'No quiero decir que tengo VIH'

Por Silvia Garduño (06-Ago-2008)

En 2003, cuando apenas tenía 20 años, Rodrigo fue diagnosticado con VIH/SIDA. Desde entonces ha ocultado a su familia su estado de salud.

"Mi familia no sabe que vivo con VIH, pero sí mis amigas y mis amigos, que me apoyan muchísimo.

"Tuve muchos problemas para decirle a mi mamá que soy gay, no quiero decirle que vivo con VIH, no quiero que me acepte como gay porque vivo con VIH. No quiero que me tenga lástima, que sea la forma en que ella me acepte, quiero que esté convencida de que no es una enfermedad ser gay", explica el joven, uno de los muchos activistas de la Conferencia Mundial sobre Sida.

Rodrigo vive solo. Su mamá reside en Estados Unidos, y el resto de su familia en Hidalgo.
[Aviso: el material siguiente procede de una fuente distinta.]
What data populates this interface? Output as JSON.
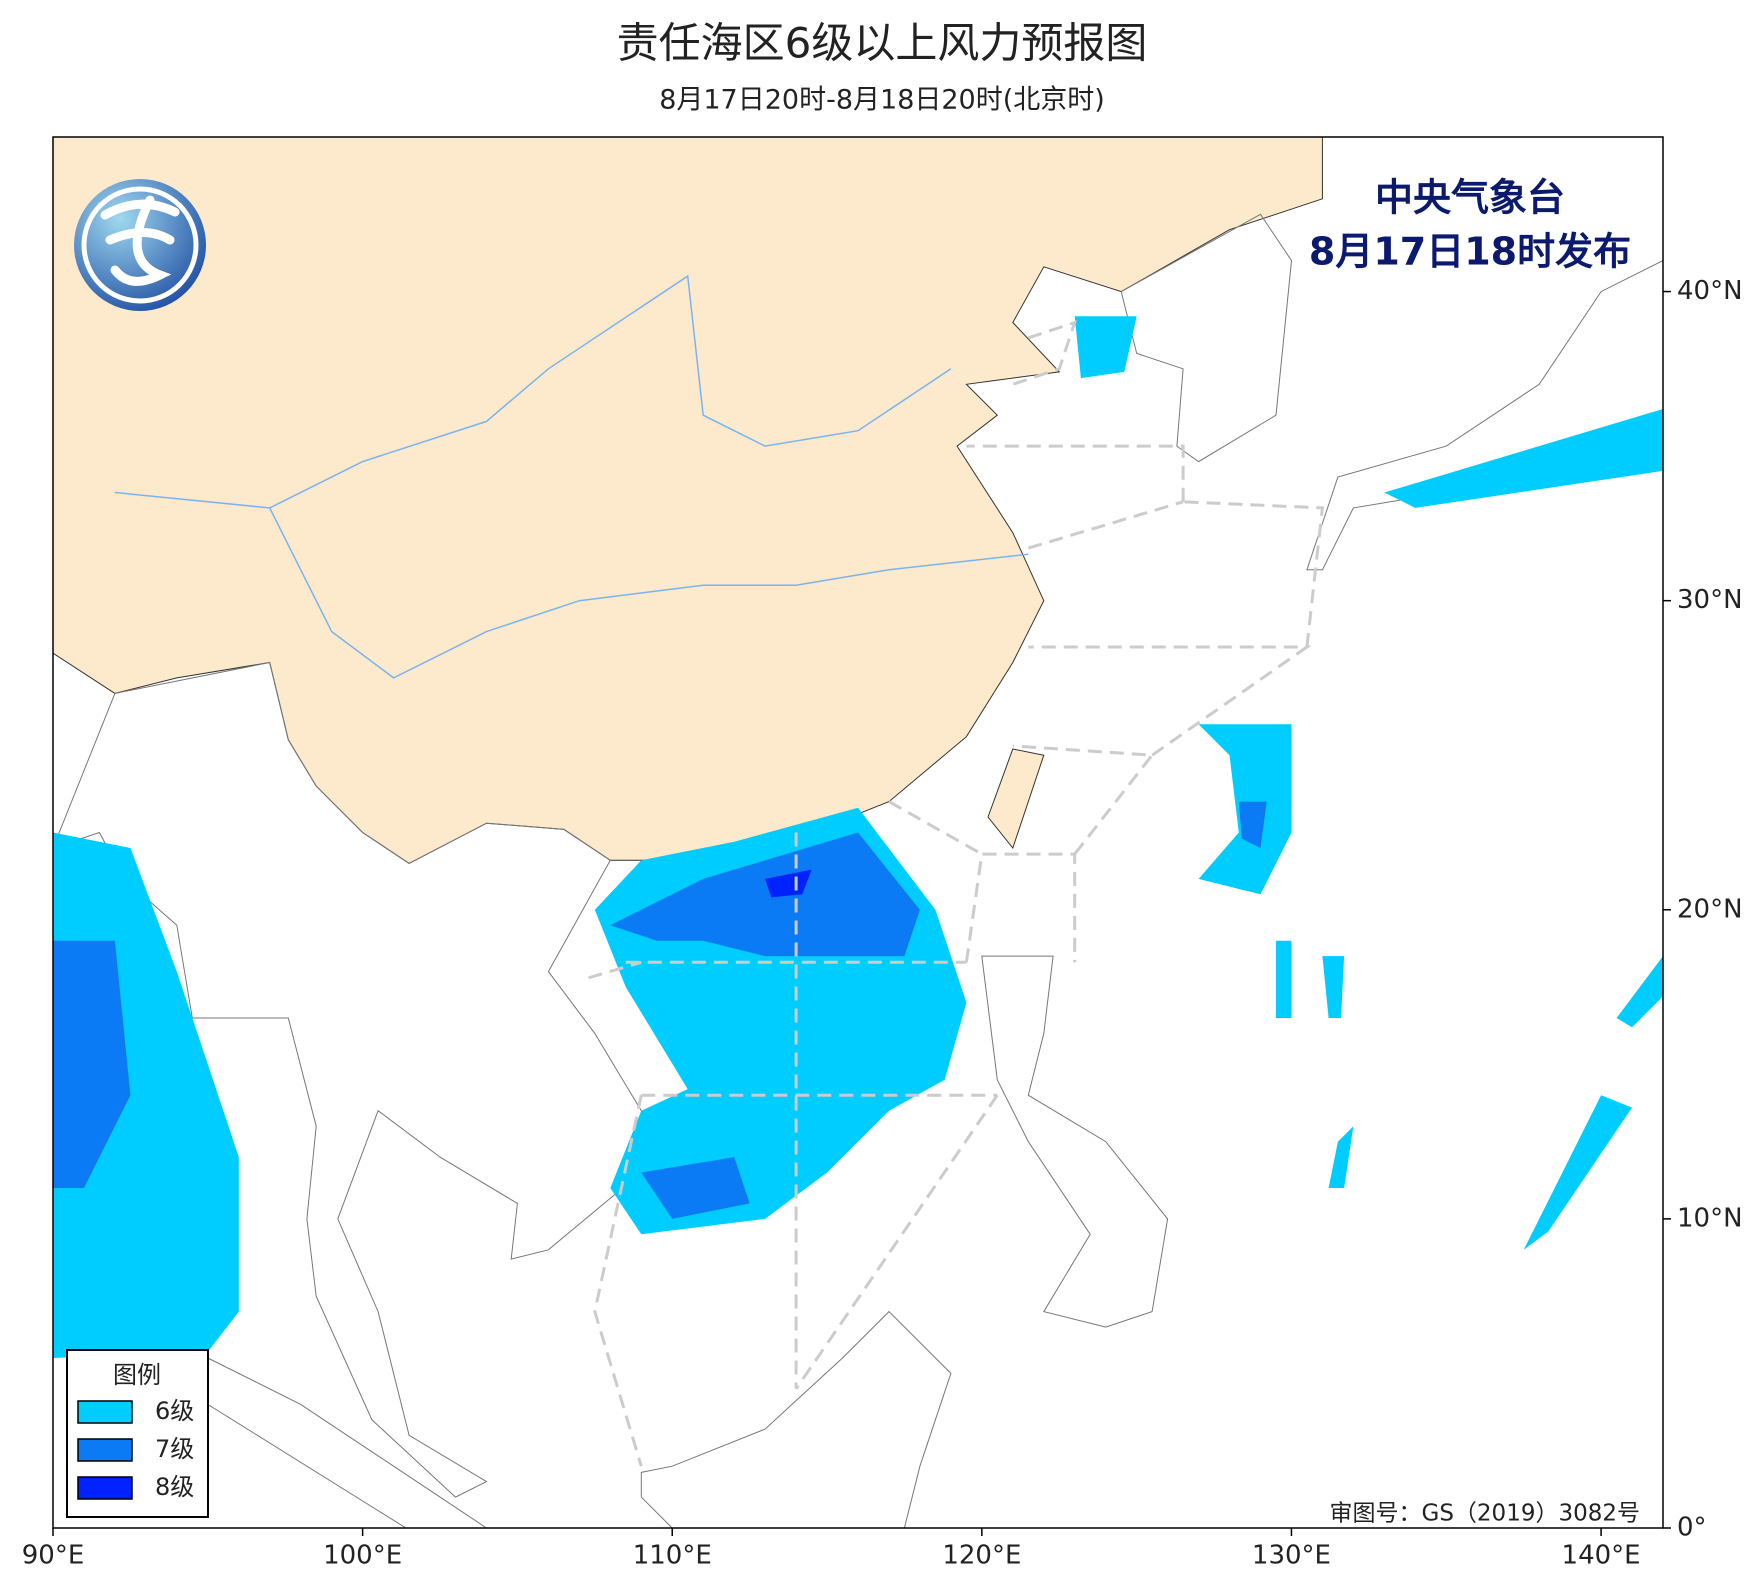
{
  "title": "责任海区6级以上风力预报图",
  "subtitle": "8月17日20时-8月18日20时(北京时)",
  "issuer": [
    "中央气象台",
    "8月17日18时发布"
  ],
  "legend": {
    "title": "图例",
    "items": [
      {
        "label": "6级",
        "color": "#00cdff"
      },
      {
        "label": "7级",
        "color": "#0a7af5"
      },
      {
        "label": "8级",
        "color": "#0022ff"
      }
    ]
  },
  "approval": "审图号：GS（2019）3082号",
  "map": {
    "xlim": [
      90,
      142
    ],
    "ylim": [
      0,
      45
    ],
    "xticks": [
      {
        "value": 90,
        "label": "90°E"
      },
      {
        "value": 100,
        "label": "100°E"
      },
      {
        "value": 110,
        "label": "110°E"
      },
      {
        "value": 120,
        "label": "120°E"
      },
      {
        "value": 130,
        "label": "130°E"
      },
      {
        "value": 140,
        "label": "140°E"
      }
    ],
    "yticks": [
      {
        "value": 0,
        "label": "0°"
      },
      {
        "value": 10,
        "label": "10°N"
      },
      {
        "value": 20,
        "label": "20°N"
      },
      {
        "value": 30,
        "label": "30°N"
      },
      {
        "value": 40,
        "label": "40°N"
      }
    ]
  }
}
Dice que no le interesa compartir con ellos que tiene VIH, porque, a diferencia de sus amigos, no va a reaccionar bien.

Licenciado en Economía y líder de una organización mexicana de jóvenes y VIH, Rodrigo tiene malas experiencias en torno a su enfermedad, como cuando le dieron el resultado de su prueba en el Seguro Social.

"Llegó alguien y abrió la puerta mientras me daban la noticia. Se enteró la enfermera, la gente que estaba afuera, fue muy penoso. Quien me dio el diagnóstico me empezó a recomendar mucho que ya no saliera, que no me subiera al metro; no hubo un proceso de consejería para dar el resultado", recuerda.

Para él, sigue habiendo en el país mucha discriminación hacia las personas que viven con VIH. "Cuando escucho cómo se expresan de la gente que viven con VIH, que les dicen sidosos, o cuando me entero de que a alguien lo despidieron del trabajo, crea un estigma interno que me hace sentir muy mal, me deprime y me da mucha tristeza, aunque no sea una estigmatización directa, es como cuando avientas una piedra al agua y te llegan esas ondas".

A los y las jóvenes les pide ser más conscientes, que exijan educación sexual y que hablen de sexo y VIH.

Rodrigo conoció a Alex, de Filipinas, en el Pabellón de Jóvenes de la Aldea Global.

De 21 años, este muchacho se enteró que tenía VIH cuando estudiaba la carrera de Enfermería.

"Hice la prueba, se tardan como un mes en dar el resultado. Cuando me dieron el diagnóstico no lloré, pero pensé en mi familia, en mi futuro, porque como enfermero viajas y trabajas por todo el mundo, ya no podría hacerlo, pensé que me iba a morir en 10 años".

Actualmente, Alex se ha involucrado con organizaciones civiles en la prevención del VIH/SIDA, e incluso imparte cursos para orientar a trabajadores migrantes sobre enfermedades de transmisión sexual.